About the year 862 other Norsemen crossed the Baltic to seize Novgorod and establish a kingdom at Kiev. Moving down the Dneiper, some crossed the Black Sea to Byzantium, where the emperors recruited them as their Varangian Guard. In the middle of the eleventh century the commander of the guard was Harold Hardrada, who made raids on Sicily, where a Norman kingdom was established in 1139. Returning to claim the throne of Norway, he also claimed that of England until another Harold, the son of Earl Godwin, defeated him near York at the battle of Stamford Bridge. This English Harold then marched south to his death at the battle of Hastings in 1066, at the hands of another Norman who used the same type of ship for his invasion as his ancestors had done.
In 872 the Vikings spread north-west to Iceland, which remained a settlement until 1264. Thence they crossed to Greenland, which was abandoned in 1367, possibly on account of malnutrition. In 986 a Greenlander named Bjorni Herjolfsson accidentally discovered America. After hearing the story, Leif Erikson, the son of Erik the Red of Greenland, sailed farther south in 1003 to name Helluland (variously identified as Labrador or Newfoundland), Markland (possibly Nova Scotia), and Vinland, so named because of the wild vines found there, which suggests a location farther south. Such voyages continued until 1024 in round ships called knarrs.

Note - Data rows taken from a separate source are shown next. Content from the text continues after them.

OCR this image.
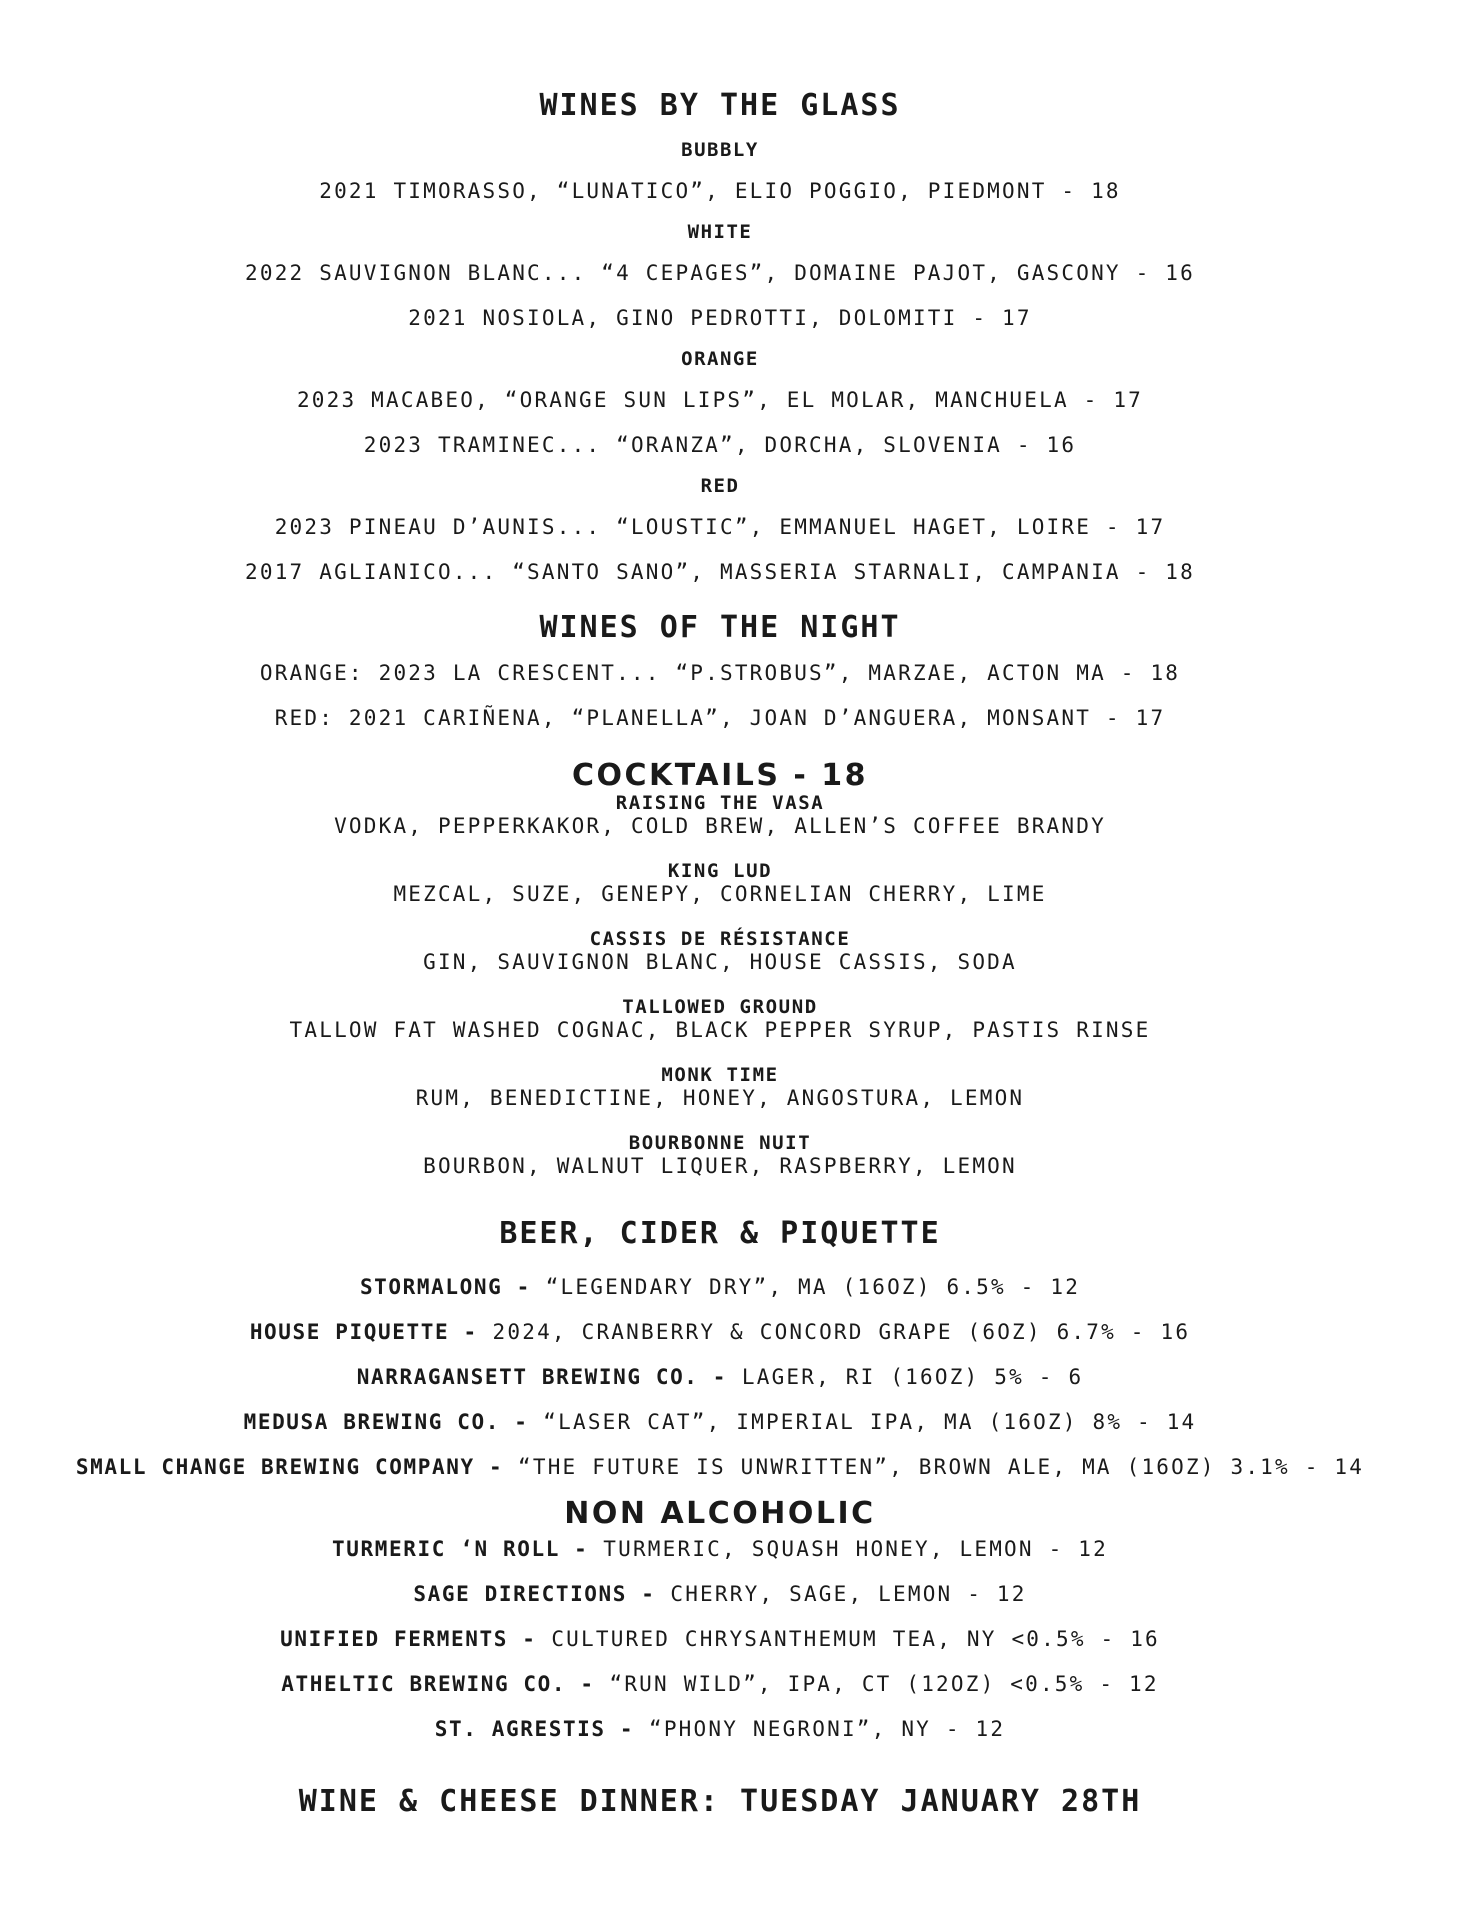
WINES BY THE GLASS
BUBBLY
2021 TIMORASSO, “LUNATICO”, ELIO POGGIO, PIEDMONT - 18
WHITE
2022 SAUVIGNON BLANC... “4 CEPAGES”, DOMAINE PAJOT, GASCONY - 16
2021 NOSIOLA, GINO PEDROTTI, DOLOMITI - 17
ORANGE
2023 MACABEO, “ORANGE SUN LIPS”, EL MOLAR, MANCHUELA - 17
2023 TRAMINEC... “ORANZA”, DORCHA, SLOVENIA - 16
RED
2023 PINEAU D’AUNIS... “LOUSTIC”, EMMANUEL HAGET, LOIRE - 17
2017 AGLIANICO... “SANTO SANO”, MASSERIA STARNALI, CAMPANIA - 18
WINES OF THE NIGHT
ORANGE: 2023 LA CRESCENT... “P.STROBUS”, MARZAE, ACTON MA - 18
RED: 2021 CARIÑENA, “PLANELLA”, JOAN D’ANGUERA, MONSANT - 17
COCKTAILS - 18
RAISING THE VASA
VODKA, PEPPERKAKOR, COLD BREW, ALLEN’S COFFEE BRANDY
KING LUD
MEZCAL, SUZE, GENEPY, CORNELIAN CHERRY, LIME
CASSIS DE RÉSISTANCE
GIN, SAUVIGNON BLANC, HOUSE CASSIS, SODA
TALLOWED GROUND
TALLOW FAT WASHED COGNAC, BLACK PEPPER SYRUP, PASTIS RINSE
MONK TIME
RUM, BENEDICTINE, HONEY, ANGOSTURA, LEMON
BOURBONNE NUIT
BOURBON, WALNUT LIQUER, RASPBERRY, LEMON
BEER, CIDER & PIQUETTE
STORMALONG - “LEGENDARY DRY”, MA (16OZ) 6.5% - 12
HOUSE PIQUETTE - 2024, CRANBERRY & CONCORD GRAPE (6OZ) 6.7% - 16
NARRAGANSETT BREWING CO. - LAGER, RI (16OZ) 5% - 6
MEDUSA BREWING CO. - “LASER CAT”, IMPERIAL IPA, MA (16OZ) 8% - 14
SMALL CHANGE BREWING COMPANY - “THE FUTURE IS UNWRITTEN”, BROWN ALE, MA (16OZ) 3.1% - 14
NON ALCOHOLIC
TURMERIC ‘N ROLL - TURMERIC, SQUASH HONEY, LEMON - 12
SAGE DIRECTIONS - CHERRY, SAGE, LEMON - 12
UNIFIED FERMENTS - CULTURED CHRYSANTHEMUM TEA, NY <0.5% - 16
ATHELTIC BREWING CO. - “RUN WILD”, IPA, CT (12OZ) <0.5% - 12
ST. AGRESTIS - “PHONY NEGRONI”, NY - 12
WINE & CHEESE DINNER: TUESDAY JANUARY 28TH
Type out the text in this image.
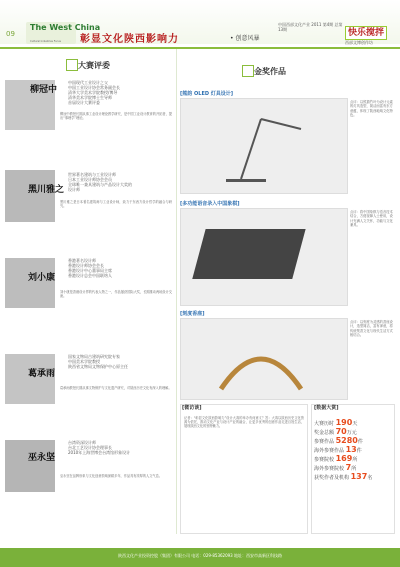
09
The West China
Cultural Industries Focus 彰显文化陕西影响力	• 创意风暴
中国西部文化产业 2011 第4期 总第13期	快乐搅拌
西部文博创作坊
大赛评委
金奖作品
柳冠中
中国现代工业设计之父
中国工业设计协会常务副会长
清华大学美术学院教授/博导
清华美术学院博士生导师
首届设计大赛评委
柳冠中教授长期从事工业设计理论教学研究，是中国工业设计教育的开拓者，提出“事理学”理论。
黑川雅之
世界著名建筑与工业设计师
日本工业设计师协会会员
全球唯一兼具建筑与产品设计大奖的设计师
黑川雅之是日本著名建筑师与工业设计师，致力于东西方设计哲学的融合与研究。
刘小康
香港著名设计师
香港设计师协会会长
香港设计中心董事局主席
香港设计总会中国联络人
刘小康是香港设计界的代表人物之一，作品屡获国际大奖，长期推动两地设计交流。
葛承雨
国家文物局古建筑研究院专家
中国美术学院教授
陕西省文物局文物保护中心原主任
葛承雨教授长期从事文物保护与文化遗产研究，对陕西历史文化有深入的理解。
巫永坚
台湾资深设计师
台北工艺设计协会理事长
2010年上海世博会台湾馆形象设计
巫永坚在品牌形象与文化创意领域深耕多年，作品具有浓厚的人文气息。
[熊韵 OLED 灯具设计]
点评：以熊猫竹叶为设计元素的灯具造型，简洁而富有东方意蕴，体现了陕西地域文化特色。
[多功能语音录入中国象棋]
点评：将中国象棋与语音技术结合，方便视障人士使用，设计充满人文关怀，功能与文化兼具。
[刻度香座]
点评：以刻度为灵感的香座设计，造型简洁，富有禅意，将传统焚香文化与现代生活方式相结合。
[微访谈]
记者：“彰显文化陕西影响力”设计大赛的举办有何意义？答：大赛以陕西历史文化资源为依托，推动文化产业与设计产业的融合，让更多优秀的创意作品走进百姓生活，展现陕西文化的独特魅力。
[数据大赏]
大赛历时 190天
奖金总额 70万元
参赛作品 5280件
海外参赛作品 13件
参赛院校 169所
海外参赛院校 7所
获奖作者及机构 137名
陕西文化产业投资控股（集团）有限公司 电话：029-85362093 地址：西安市高新区科技路
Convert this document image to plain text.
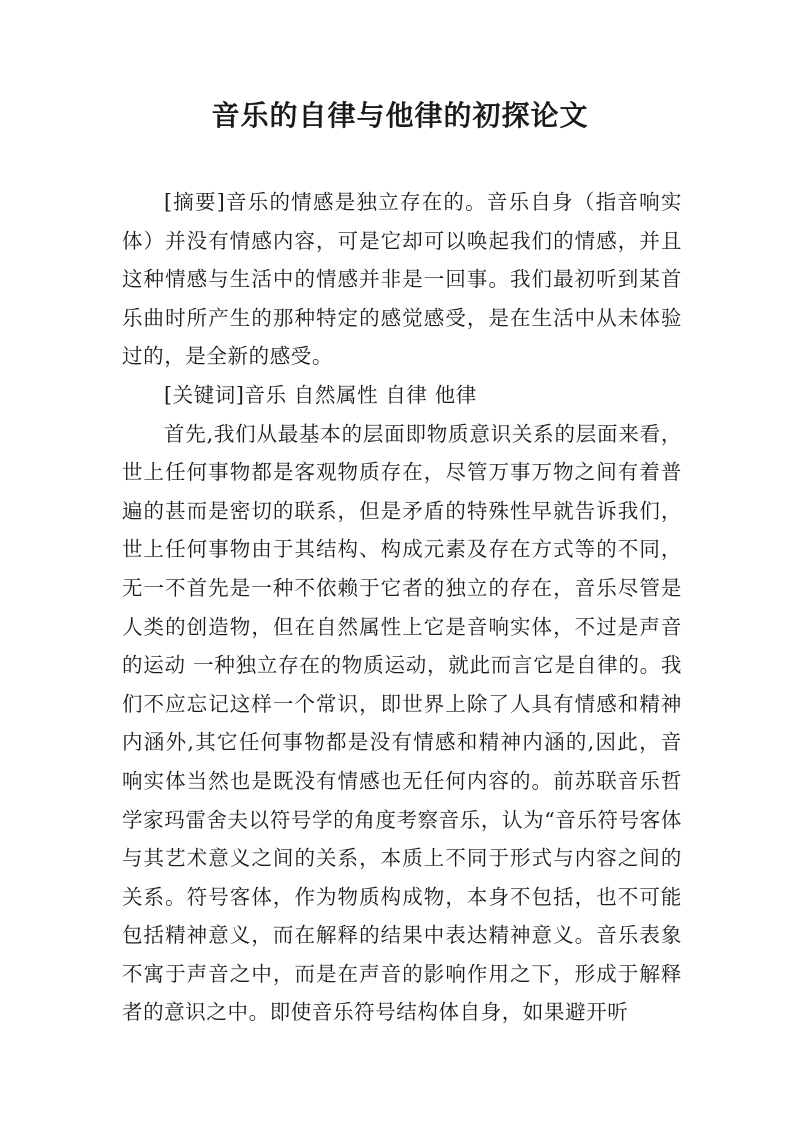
音乐的自律与他律的初探论文

[摘要]音乐的情感是独立存在的。音乐自身（指音响实体）并没有情感内容，可是它却可以唤起我们的情感，并且这种情感与生活中的情感并非是一回事。我们最初听到某首乐曲时所产生的那种特定的感觉感受，是在生活中从未体验过的，是全新的感受。

[关键词]音乐 自然属性 自律 他律

首先,我们从最基本的层面即物质意识关系的层面来看，世上任何事物都是客观物质存在，尽管万事万物之间有着普遍的甚而是密切的联系，但是矛盾的特殊性早就告诉我们，世上任何事物由于其结构、构成元素及存在方式等的不同，无一不首先是一种不依赖于它者的独立的存在，音乐尽管是人类的创造物，但在自然属性上它是音响实体，不过是声音的运动 一种独立存在的物质运动，就此而言它是自律的。我们不应忘记这样一个常识，即世界上除了人具有情感和精神内涵外,其它任何事物都是没有情感和精神内涵的,因此，音响实体当然也是既没有情感也无任何内容的。前苏联音乐哲学家玛雷舍夫以符号学的角度考察音乐，认为“音乐符号客体与其艺术意义之间的关系，本质上不同于形式与内容之间的关系。符号客体，作为物质构成物，本身不包括，也不可能包括精神意义，而在解释的结果中表达精神意义。音乐表象不寓于声音之中，而是在声音的影响作用之下，形成于解释者的意识之中。即使音乐符号结构体自身，如果避开听
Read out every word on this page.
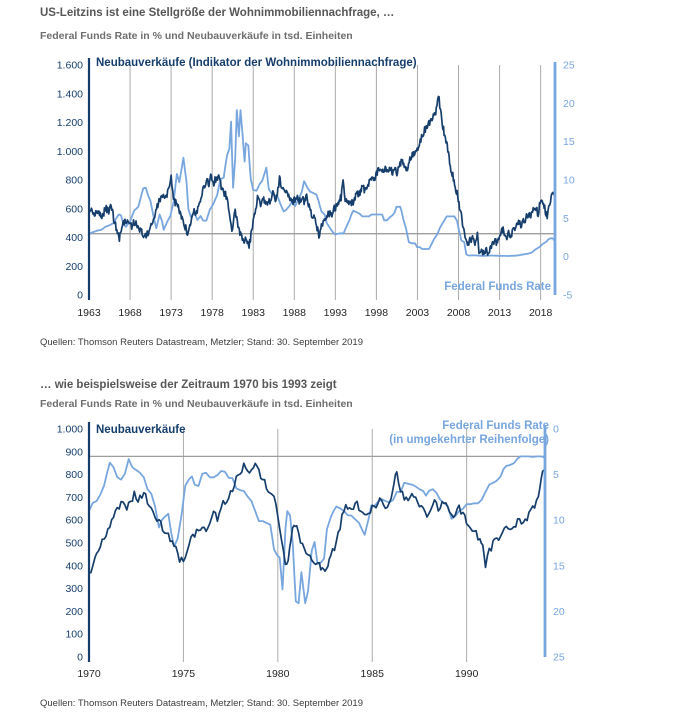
US-Leitzins ist eine Stellgröße der Wohnimmobiliennachfrage, …
Federal Funds Rate in % und Neubauverkäufe in tsd. Einheiten
1963 1968 1973 1978 1983 1988 1993 1998 2003 2008 2013 2018
0
200
400
600
800
1.000
1.200
1.400
1.600
-5
0
5
10
15
20
25
Neubauverkäufe (Indikator der Wohnimmobiliennachfrage)
Federal Funds Rate
Quellen: Thomson Reuters Datastream, Metzler; Stand: 30. September 2019
… wie beispielsweise der Zeitraum 1970 bis 1993 zeigt
Federal Funds Rate in % und Neubauverkäufe in tsd. Einheiten
1970	1975	1980	1985	1990
0
100
200
300
400
500
600
700
800
900
1.000	0
5
10
15
20
25
Neubauverkäufe	Federal Funds Rate
(in umgekehrter Reihenfolge)
Quellen: Thomson Reuters Datastream, Metzler; Stand: 30. September 2019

The Viking longship was the most functional warship every built. A longship found at Gokstad, Oseburg, was clinkerbuilt (i.e. with overlapping planks), 76 feet 6 inches long, 17 feet 6 inches wide, 6 feet 5 inches deep, with a draft of only 3 feet. This, combined with the fact that such craft were double-ended and used only a steering oar, enabled them to penetrate far up rivers and to be easily beached. While at sea a single square sail on a 40-foot mast was used, the sixteen oars on each side being reserved for river work, the well-known shields along the gunwhales being placed there for show. A century later some of these ships were said to be 110 feet long with over 30 rowers on each side.
Little is known about their methods of navigation beyond the fact that they had a rudimentary knowledge of astronomy and that latitude sailing was the rule. Ships bound for Greenland were directed to sail due west from a point thirty miles north of Bergen. Since the compass and rudder were still unknown, some sort of dial to take bearings on the Pole star must have been used.
The longship was only efficient for purposes of war. As trade developed, the broader, rounder type of ship evolved into what was later called the cog, so that the famous 'serpent' or 'dragon' ships, with their fearsome figureheads, vanished from the seas.